Published in 2018, this New York Times fiction bestseller, releases in July as a movie. So I suppose my timing in reading this is about right. Not that I will see the film. Big screen versions, after I’ve read a book, usually disappoint. Plus, I am not a movie-goer; the last time I went to a movie (three years ago), I walked out and asked for a refund (which I got).

All that aside, that I read Where the Crawdads Sing in April, National Poetry Month, is also fitting. More on that in a bit.

First a summary: Set along the coastal marshes of North Carolina, this book tells the story of young Kya, beginning in 1952. Her family abandons her and she grows up, isolated, alone, connecting with nature. Known to locals as “Marsh Girl,” she reads poetry to gulls, boats through the marshland, immerses herself in learning and studying and documenting the surrounding natural world.

In following her story, which is much more complicated than someone living alone in a remote location, I learned a lot about an area of the US I’ve never even come close to visiting. That includes the many birds which focus Kya’s attention. It’s good for me to stretch my reading wings to a region unfamiliar to me. To learn of landscape, sea life, culture, food, peoples and more in a focused time period, primarily 1960-1970.

The book broadens to include a mystery—the death of a well-known young man from the coastal town of Barkley Cove. Even the name of that community sounds foreign to my Minnesota ears. His life intertwines with Kya’s and that’s what left me wanting to stay up late reading.

Themes of abuse, abandonment, isolation, misconceptions, meanness, prejudice, privilege and small town narrow-mindedness thread through the pages of Where the Crawdads Sing. Love, too.

Author Delia Owens also weaves poetry into pages in poems quoted. Poems by Emily Dickinson. By Pulitzer Prize-winning poet James Wright, who taught in Minnesota at the University of Minnesota and Maclester College. By Amanda Hamilton (there’s a surprise).
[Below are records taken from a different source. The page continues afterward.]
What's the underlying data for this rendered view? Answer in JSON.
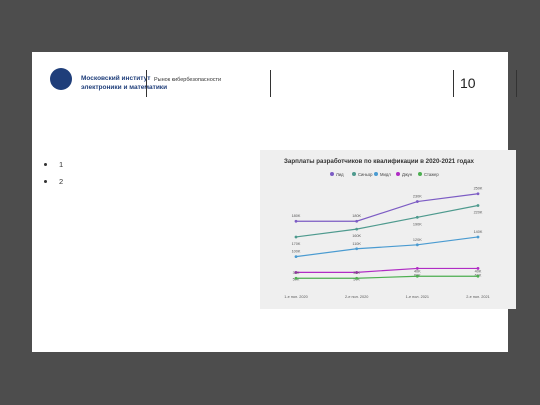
{
  "header": {
    "org_line1": "Московский институт",
    "org_line2": "электроники и математики",
    "topic": "Рынок кибербезопасности",
    "page_number": "10"
  },
  "bullets": [
    "1",
    "2"
  ],
  "chart_data": {
    "type": "line",
    "title": "Зарплаты разработчиков по квалификации в 2020-2021 годах",
    "categories": [
      "1-е пол. 2020",
      "2-е пол. 2020",
      "1-е пол. 2021",
      "2-е пол. 2021"
    ],
    "series": [
      {
        "name": "Лид",
        "color": "#7c5cc4",
        "values": [
          180,
          180,
          230,
          250
        ],
        "labels": [
          "180K",
          "180K",
          "230K",
          "250K"
        ]
      },
      {
        "name": "Синьор",
        "color": "#4e9a8e",
        "values": [
          140,
          160,
          190,
          220
        ],
        "labels": [
          "170K",
          "160K",
          "190K",
          "220K"
        ]
      },
      {
        "name": "Мидл",
        "color": "#4a9bd1",
        "values": [
          90,
          110,
          120,
          140
        ],
        "labels": [
          "100K",
          "110K",
          "120K",
          "140K"
        ]
      },
      {
        "name": "Джун",
        "color": "#b02cc4",
        "values": [
          50,
          50,
          60,
          60
        ],
        "labels": [
          "50K",
          "50K",
          "60K",
          "60K"
        ]
      },
      {
        "name": "Стажер",
        "color": "#4caf50",
        "values": [
          35,
          35,
          40,
          40
        ],
        "labels": [
          "35K",
          "35K",
          "40K",
          "40K"
        ]
      }
    ],
    "ylim": [
      0,
      290
    ],
    "legend": "top-right",
    "grid": false
  }
}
A fisherman named Scupper proclaims his love of poetry, declaring that poems “make ya feel something.” He’s right.

I encourage you to read this book for the story, the strong sense of place and, yes, for the poetry.
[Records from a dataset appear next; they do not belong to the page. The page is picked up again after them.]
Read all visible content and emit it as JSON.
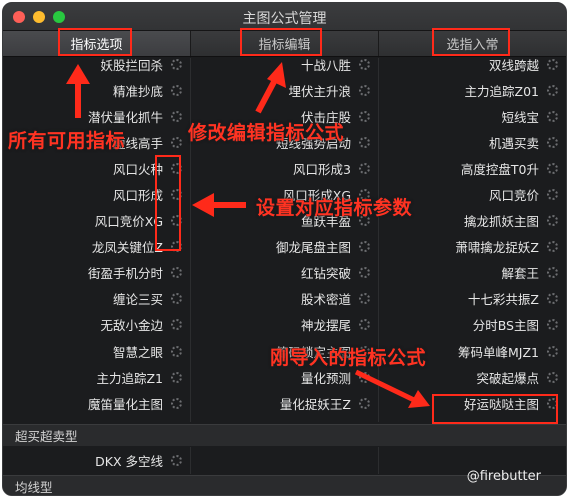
{
  "window": {
    "title": "主图公式管理"
  },
  "tabs": [
    {
      "label": "指标选项",
      "active": true
    },
    {
      "label": "指标编辑",
      "active": false
    },
    {
      "label": "选指入常",
      "active": false
    }
  ],
  "columns": [
    {
      "items": [
        "妖股拦回杀",
        "精准抄底",
        "潜伏量化抓牛",
        "短线高手",
        "风口火种",
        "风口形成",
        "风口竞价XG",
        "龙凤关键位Z",
        "街盈手机分时",
        "缠论三买",
        "无敌小金边",
        "智慧之眼",
        "主力追踪Z1",
        "魔笛量化主图"
      ]
    },
    {
      "items": [
        "十战八胜",
        "埋伏主升浪",
        "伏击庄股",
        "短线强势启动",
        "风口形成3",
        "风口形成XG",
        "鱼跃丰盈",
        "御龙尾盘主图",
        "红钻突破",
        "股术密道",
        "神龙摆尾",
        "筹码锁定主图",
        "量化预测",
        "量化捉妖王Z"
      ]
    },
    {
      "items": [
        "双线跨越",
        "主力追踪Z01",
        "短线宝",
        "机遇买卖",
        "高度控盘T0升",
        "风口竞价",
        "擒龙抓妖主图",
        "萧啸擒龙捉妖Z",
        "解套王",
        "十七彩共振Z",
        "分时BS主图",
        "筹码单峰MJZ1",
        "突破起爆点",
        "好运哒哒主图"
      ]
    }
  ],
  "sections": {
    "overbought": "超买超卖型",
    "overbought_items": [
      "DKX 多空线",
      "",
      ""
    ],
    "ma": "均线型"
  },
  "annotations": {
    "all_indicators": "所有可用指标",
    "edit_formula": "修改编辑指标公式",
    "set_params": "设置对应指标参数",
    "just_imported": "刚导入的指标公式"
  },
  "watermark": "@firebutter",
  "colors": {
    "annotation_red": "#ff2a1a",
    "window_bg": "#1b1c1e"
  }
}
TELL ME: Have you read Where the Crawdads Sing? If yes, what are your thoughts and will you see the movie?

© Copyright 2022 Audrey Kletscher Helbling


13 Responses to “The poetry of “Where the Crawdads Sing””

  1. beth Says:

    Looking forward to reading this!

  2. I read this one 3 years ago, I think, for book club and really enjoyed it. It was a little slow for me in the beginning, as I recall, but then it picked up. The story is engaging with just enough mystery to keep the reader engaged. I may see the movie because I do like to compare how the movie and book differ but of course— the book versions are almost always better.


    I’m surprised I’ve never shared with you what a great book this is! We read it in book club before Covid and I’ve shared my copy with so many others. I agree, movies often disappoint. But I find it interesting to see the differences between the book and movie. When reading, the words allow my imagination to work. With a movie, someone else’s interpretation is ‘in my face.’
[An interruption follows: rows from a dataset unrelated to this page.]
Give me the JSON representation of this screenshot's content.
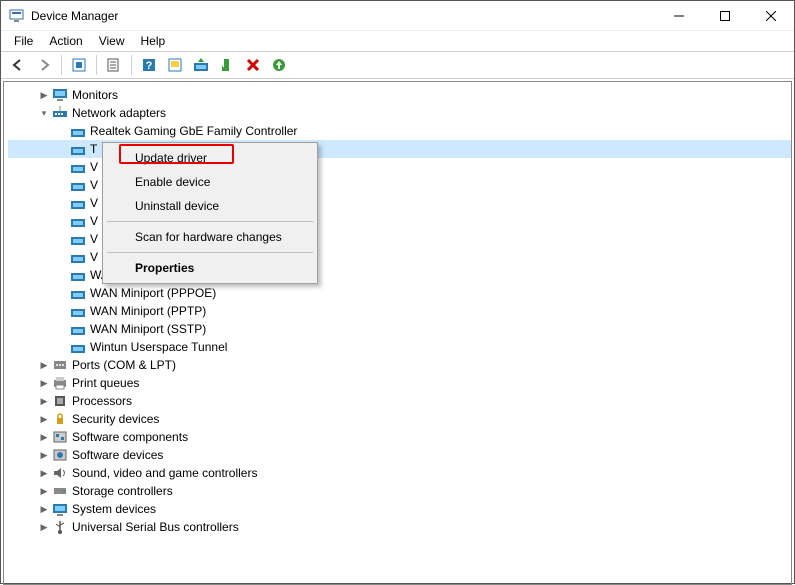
{
  "window": {
    "title": "Device Manager"
  },
  "menubar": {
    "items": [
      "File",
      "Action",
      "View",
      "Help"
    ]
  },
  "tree": {
    "monitors": {
      "label": "Monitors",
      "expanded": false
    },
    "network": {
      "label": "Network adapters",
      "expanded": true,
      "children": [
        {
          "label": "Realtek Gaming GbE Family Controller",
          "selected": false
        },
        {
          "label": "T",
          "selected": true
        },
        {
          "label": "V"
        },
        {
          "label": "V"
        },
        {
          "label": "V"
        },
        {
          "label": "V"
        },
        {
          "label": "V"
        },
        {
          "label": "V"
        },
        {
          "label": "WAN Miniport (Network Monitor)"
        },
        {
          "label": "WAN Miniport (PPPOE)"
        },
        {
          "label": "WAN Miniport (PPTP)"
        },
        {
          "label": "WAN Miniport (SSTP)"
        },
        {
          "label": "Wintun Userspace Tunnel"
        }
      ]
    },
    "other_categories": [
      {
        "label": "Ports (COM & LPT)"
      },
      {
        "label": "Print queues"
      },
      {
        "label": "Processors"
      },
      {
        "label": "Security devices"
      },
      {
        "label": "Software components"
      },
      {
        "label": "Software devices"
      },
      {
        "label": "Sound, video and game controllers"
      },
      {
        "label": "Storage controllers"
      },
      {
        "label": "System devices"
      },
      {
        "label": "Universal Serial Bus controllers"
      }
    ]
  },
  "context_menu": {
    "items": [
      {
        "label": "Update driver",
        "highlighted": true
      },
      {
        "label": "Enable device"
      },
      {
        "label": "Uninstall device"
      },
      {
        "separator": true
      },
      {
        "label": "Scan for hardware changes"
      },
      {
        "separator": true
      },
      {
        "label": "Properties",
        "bold": true
      }
    ]
  }
}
    • Glad you enjoyed this book, too. It was by chance that I discovered it. I agree that, when reading, our imaginations “picture” the scene. And often, in a movie, that varies vastly from our perspectives, thus the disappointment.

  4. Valerie Says:

    I have read this book a couple years ago, and really enjoyed it. I didn’t know it was made into a movie. I’d like to see it sometime. Thanks.

  5. Jane Larson Says:

    Nice book pick. I read it about two years ago and loved it as well. Because it’s Poetry Month and because the book (and you) mentioned James Wright, check out my favorite poem, “A Blessing.” If you’re a fan of poetry, you might know that the friend he mentions in his poem is Robert Bly (another MN poet).

  6. I haven’t read the book but I will have to add it to my never ending reading list.

    • “Never-ending reading list” sounds familiar. I always leave the library with a pile of books. When I checked out a stack the other day, I told the young man behind the counter, “I’m so thankful for a library.” What he didn’t know is that I grew up without access to a library.